For well over five decades this episode was solidly locked away in my memory…
Until one day, as I walked down a Welsh street in Wales, I was attracted to a table with books whose title leapt out and embedded itself into my own past: Displaced Dishes that found their way to Samos Refugee Camp. It is an enchanting book! Thirty different recipes – vegetarian, vegan, and meat dishes alike, with beautiful colourful photos and simple recipes, donated by refugees now in Samos, Greece. The stories behind these recipes are not told but implied. Just reading the fragment of introduction accompanying each dish makes a deep impression and shows the wide array of people and countries represented in the refugee camps across Europe, demonstrating the vast scale of modern displacement. You can read more in the introduction to the book. And what touches my heart the most is that each dish is of a cherished homeland no longer attainable, and in many cases no longer in existence. I am therefore filled with great respect, even love, for the people whose recipes I follow in my own huge kitchen of safety and opulence. May I never forget them.
Whatever your tastes are, get yourselves a copy of this book….for bedtime reading or to try a few unusual combinations of everyday ingredients. 100% of the profits go straight into services for those who live in the Refugee Camp in Samos. Better yet, why not pop over to Samos and do a bit of volunteering yourself!
ISBN 978-1-5272-3212-9 Contact firstname.lastname@example.org
Contributed by Shayma from Kuwait. We used to eat a version of this on Wednesday lunchtimes in the Egyptian school where I taught. It is made with a plant that is hard to find in Europe, so Shayma uses spinach instead. It is a beautiful colourful side dish, a hearty accompaniment to grilled meat, fish, or beans. Vegans can enjoy it, too, if you substitute the butter in the spinach for non animal oil. It’s served in three layers, and I wish my photos were as lovely as the one in the book.

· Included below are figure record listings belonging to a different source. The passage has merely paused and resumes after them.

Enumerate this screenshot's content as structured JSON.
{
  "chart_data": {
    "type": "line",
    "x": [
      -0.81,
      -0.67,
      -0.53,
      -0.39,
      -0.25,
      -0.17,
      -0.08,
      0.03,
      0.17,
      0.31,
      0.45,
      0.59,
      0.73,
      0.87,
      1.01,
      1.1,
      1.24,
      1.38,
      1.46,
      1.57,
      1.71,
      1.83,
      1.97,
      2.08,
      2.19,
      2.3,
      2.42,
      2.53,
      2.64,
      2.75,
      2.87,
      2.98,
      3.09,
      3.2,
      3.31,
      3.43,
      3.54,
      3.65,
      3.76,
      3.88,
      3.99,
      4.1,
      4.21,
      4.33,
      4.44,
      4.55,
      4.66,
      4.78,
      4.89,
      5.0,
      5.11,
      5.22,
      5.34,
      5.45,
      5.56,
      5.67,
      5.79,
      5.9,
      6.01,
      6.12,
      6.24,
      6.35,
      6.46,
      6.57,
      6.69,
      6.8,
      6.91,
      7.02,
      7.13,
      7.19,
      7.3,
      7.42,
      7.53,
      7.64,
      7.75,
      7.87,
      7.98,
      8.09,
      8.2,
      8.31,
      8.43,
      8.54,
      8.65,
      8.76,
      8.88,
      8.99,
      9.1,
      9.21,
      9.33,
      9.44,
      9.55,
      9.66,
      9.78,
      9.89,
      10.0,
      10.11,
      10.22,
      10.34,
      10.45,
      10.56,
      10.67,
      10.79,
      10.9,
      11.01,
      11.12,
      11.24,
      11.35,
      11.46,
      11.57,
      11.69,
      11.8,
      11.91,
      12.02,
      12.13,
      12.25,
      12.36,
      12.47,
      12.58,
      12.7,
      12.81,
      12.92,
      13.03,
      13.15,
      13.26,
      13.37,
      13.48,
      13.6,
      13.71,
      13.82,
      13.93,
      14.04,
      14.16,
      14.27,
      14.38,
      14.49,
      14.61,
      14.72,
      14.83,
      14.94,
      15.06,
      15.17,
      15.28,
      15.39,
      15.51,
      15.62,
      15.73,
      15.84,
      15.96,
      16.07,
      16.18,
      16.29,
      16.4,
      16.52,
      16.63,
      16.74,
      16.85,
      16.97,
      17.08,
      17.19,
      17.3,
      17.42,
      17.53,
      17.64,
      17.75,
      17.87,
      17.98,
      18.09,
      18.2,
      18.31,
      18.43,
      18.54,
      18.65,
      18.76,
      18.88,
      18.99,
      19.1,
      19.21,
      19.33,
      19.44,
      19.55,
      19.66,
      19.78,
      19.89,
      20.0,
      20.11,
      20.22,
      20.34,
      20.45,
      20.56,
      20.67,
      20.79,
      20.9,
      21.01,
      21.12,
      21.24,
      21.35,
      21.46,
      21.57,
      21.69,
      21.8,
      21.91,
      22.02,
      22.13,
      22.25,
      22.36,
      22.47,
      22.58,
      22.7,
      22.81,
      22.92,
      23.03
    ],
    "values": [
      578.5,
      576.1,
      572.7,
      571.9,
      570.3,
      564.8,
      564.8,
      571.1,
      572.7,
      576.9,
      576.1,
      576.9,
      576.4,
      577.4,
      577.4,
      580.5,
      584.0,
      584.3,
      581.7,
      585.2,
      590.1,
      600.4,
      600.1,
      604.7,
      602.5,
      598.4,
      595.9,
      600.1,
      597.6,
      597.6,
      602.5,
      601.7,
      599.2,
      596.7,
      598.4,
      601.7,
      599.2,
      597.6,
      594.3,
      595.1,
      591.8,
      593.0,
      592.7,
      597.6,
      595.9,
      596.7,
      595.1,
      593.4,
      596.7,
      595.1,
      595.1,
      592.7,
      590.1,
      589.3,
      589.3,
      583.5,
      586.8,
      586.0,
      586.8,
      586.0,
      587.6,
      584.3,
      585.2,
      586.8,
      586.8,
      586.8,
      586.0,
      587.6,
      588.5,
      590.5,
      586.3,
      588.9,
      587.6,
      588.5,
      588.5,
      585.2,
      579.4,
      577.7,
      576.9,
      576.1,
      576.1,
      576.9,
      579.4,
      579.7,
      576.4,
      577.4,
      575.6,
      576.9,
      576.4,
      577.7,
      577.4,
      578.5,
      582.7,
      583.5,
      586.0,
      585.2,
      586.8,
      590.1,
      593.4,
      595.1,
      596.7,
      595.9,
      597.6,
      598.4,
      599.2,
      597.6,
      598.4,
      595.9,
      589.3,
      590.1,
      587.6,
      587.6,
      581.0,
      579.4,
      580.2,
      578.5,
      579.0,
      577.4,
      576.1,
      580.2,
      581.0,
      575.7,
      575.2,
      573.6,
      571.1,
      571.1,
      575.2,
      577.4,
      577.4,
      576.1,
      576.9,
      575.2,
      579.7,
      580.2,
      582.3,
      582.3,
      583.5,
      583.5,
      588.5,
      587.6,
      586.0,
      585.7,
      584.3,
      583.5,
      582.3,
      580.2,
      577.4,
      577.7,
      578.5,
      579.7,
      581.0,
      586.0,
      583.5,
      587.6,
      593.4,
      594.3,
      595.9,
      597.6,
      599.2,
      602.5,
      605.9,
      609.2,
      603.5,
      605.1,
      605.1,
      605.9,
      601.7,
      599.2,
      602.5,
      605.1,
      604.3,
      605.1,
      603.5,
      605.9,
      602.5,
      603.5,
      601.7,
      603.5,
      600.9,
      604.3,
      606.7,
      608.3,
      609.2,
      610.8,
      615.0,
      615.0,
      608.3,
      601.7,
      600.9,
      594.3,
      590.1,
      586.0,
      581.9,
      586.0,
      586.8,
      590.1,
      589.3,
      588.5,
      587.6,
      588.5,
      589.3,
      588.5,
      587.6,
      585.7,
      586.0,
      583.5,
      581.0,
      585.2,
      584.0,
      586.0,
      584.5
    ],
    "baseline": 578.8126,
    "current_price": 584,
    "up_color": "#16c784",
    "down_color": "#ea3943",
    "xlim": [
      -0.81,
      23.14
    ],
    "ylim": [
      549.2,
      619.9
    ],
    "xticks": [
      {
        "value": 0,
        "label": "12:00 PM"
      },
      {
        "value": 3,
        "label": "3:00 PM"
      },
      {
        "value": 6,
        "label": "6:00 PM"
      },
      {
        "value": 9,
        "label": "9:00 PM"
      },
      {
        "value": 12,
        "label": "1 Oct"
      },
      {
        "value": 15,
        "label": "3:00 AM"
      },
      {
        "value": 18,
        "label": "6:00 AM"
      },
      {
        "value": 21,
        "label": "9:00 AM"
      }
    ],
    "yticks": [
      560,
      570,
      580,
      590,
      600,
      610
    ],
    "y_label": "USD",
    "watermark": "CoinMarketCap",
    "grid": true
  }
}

- The roast vegetables. Hot oven (200C or 400 F). In a large mixing bowl stir together 4 tablespoons olive oil, 2 tablespoons ground coriander, and 2 teaspoons salt until they make a paste. Add 2 aubergines (eggplants) sliced 1 cm (1/2 inch) thick, 2 red peppers sliced 1 cm thick, and 2 red onions sliced likewise. Mix well to coat them oil with the oil. Divide the mixed vegetables evenly between two roasting pans and roast for about 30 minutes, until aubergine is tender and golden brown, rotating the pans front to back and top to bottom halfway through cooking.
- Cook Rice according to your preferred way.
- Saute spinach (with stems, I notice from the photo) in melted butter/oil with 1 bayleaf, and 1 cinnamon stick until coated with oil. Add 8 ozs (1 cup) vegetable stock. Cook for two minutes.
Build your presentation! Pile rice into a large serving bowl. Top with spinach, and then the vegetables. Eat hot.
Note: This would taste good with Hamid’s (from Iran) spiked rosemary bread. It is an old recipe from Bukhara in Uzbekistan. I’d never made bread with ras el hanout before. Just managed to snap a picture before it disappeared into us!